— Published 21 March 2023

Video surveillance in debate at the National Assembly

Less than 500 days before the opening of the Paris 2024 Games (D – 493 this Tuesday, March 21), the Olympic and Paralympic event is invited to the National Assembly. The French deputies began in the evening, Monday, March 20, the examination of the project of the new Olympic law. The debates should last all the week and conclude, except reversal of situation, by a vote on Tuesday, March 28. As a reminder, the text has already been adopted in the Senate, with a comfortable majority and in first reading. In the heart of the discussions, and at the origin of the divisions between the various political camps, the article 7 of the bill, relative to the security of the Games of Paris 2024. It plans indeed to authorize the coupling of the video surveillance to an algorithmic treatment of the images. The process would allow, in case of adoption of the bill, to analyze crowd movements or suspicious acts, such as the abandonment of a luggage. For the deputies of the opposition, this article 7 must be removed from the text. A “law liberticide and security“, believes Elisa Martin member of the LFI group. “It is normal to put in place exceptional measures for an exceptional event, but there we go beyond a text to secure the Olympics, “argues the socialist Roger Vicot.

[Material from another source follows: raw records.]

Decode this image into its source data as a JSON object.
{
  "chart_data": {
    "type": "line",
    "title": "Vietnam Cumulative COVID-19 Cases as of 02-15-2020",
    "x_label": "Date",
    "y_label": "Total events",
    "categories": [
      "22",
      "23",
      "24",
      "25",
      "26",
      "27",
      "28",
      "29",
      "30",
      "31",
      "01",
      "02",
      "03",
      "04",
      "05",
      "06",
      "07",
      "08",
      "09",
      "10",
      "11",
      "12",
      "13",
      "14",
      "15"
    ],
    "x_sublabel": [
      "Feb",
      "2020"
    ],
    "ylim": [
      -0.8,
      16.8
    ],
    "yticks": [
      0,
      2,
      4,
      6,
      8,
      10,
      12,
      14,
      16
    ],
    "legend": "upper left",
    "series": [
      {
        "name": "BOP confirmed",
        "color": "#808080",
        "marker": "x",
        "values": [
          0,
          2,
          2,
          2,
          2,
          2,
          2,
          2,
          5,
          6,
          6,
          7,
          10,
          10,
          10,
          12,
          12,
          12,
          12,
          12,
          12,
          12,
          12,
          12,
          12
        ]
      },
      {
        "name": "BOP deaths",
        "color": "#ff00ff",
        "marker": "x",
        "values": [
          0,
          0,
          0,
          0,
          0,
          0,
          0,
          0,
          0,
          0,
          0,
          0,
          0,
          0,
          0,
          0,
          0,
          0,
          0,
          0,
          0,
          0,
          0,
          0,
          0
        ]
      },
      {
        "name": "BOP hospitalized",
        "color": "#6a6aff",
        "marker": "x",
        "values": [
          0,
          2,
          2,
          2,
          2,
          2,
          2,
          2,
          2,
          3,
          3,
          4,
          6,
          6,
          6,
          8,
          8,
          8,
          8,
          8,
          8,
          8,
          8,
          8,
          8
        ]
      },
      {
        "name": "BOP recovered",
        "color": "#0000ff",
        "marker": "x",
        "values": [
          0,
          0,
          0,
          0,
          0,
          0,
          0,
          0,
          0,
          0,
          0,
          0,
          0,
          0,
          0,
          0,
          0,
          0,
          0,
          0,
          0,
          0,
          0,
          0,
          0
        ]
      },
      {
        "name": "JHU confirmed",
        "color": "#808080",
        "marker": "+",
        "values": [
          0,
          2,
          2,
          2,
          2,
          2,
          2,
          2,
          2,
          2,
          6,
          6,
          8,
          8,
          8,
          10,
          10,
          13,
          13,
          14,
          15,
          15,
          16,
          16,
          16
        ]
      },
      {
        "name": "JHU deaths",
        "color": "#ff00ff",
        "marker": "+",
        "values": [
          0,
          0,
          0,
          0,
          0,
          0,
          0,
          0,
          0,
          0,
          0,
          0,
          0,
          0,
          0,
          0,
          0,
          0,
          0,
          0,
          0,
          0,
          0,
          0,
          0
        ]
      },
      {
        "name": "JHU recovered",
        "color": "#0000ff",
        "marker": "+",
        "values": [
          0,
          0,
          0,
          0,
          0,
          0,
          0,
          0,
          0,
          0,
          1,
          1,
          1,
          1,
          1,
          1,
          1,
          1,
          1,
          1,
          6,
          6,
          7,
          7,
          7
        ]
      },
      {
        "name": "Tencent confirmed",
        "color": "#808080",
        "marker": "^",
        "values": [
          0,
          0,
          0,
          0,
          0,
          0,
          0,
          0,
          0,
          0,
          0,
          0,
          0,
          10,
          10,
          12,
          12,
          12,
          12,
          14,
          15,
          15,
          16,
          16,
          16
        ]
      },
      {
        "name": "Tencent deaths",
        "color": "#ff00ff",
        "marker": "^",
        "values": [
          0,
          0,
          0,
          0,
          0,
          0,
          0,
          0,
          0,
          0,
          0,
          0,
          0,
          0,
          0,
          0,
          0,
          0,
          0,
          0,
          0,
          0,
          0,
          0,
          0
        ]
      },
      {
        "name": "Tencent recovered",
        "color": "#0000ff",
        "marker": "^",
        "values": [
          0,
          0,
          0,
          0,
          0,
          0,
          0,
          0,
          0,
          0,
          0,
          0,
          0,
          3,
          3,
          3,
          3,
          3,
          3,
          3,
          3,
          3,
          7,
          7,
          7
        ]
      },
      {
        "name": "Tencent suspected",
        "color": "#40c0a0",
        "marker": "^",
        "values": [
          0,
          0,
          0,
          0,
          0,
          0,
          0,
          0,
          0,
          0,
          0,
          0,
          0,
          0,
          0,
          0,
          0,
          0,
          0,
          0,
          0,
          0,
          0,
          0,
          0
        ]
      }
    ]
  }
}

Present Monday at the opening of the debates, the Minister of Sports and Olympic and Paralympic Games, Amélié Oudéa-Castéra, defended an “experiment very precisely limited in time. (…) There is no substitution of the algorithm to the human judgment which remains sovereign, nor any technique of facial recognition“. The experimentation could start with the 2023 Rugby World Cup in France, in September and October, and last until December 31, 2024. The Olympic bill also provides for the possibility of subjecting accredited persons to an administrative investigation on the competition sites and in the fan zones, the strengthening of sanctions in case of intrusion into a compound, genetic testing to comply with global standards of anti-doping, the creation of a large health center in the Olympic village, or exemptions to the rules of Sunday work.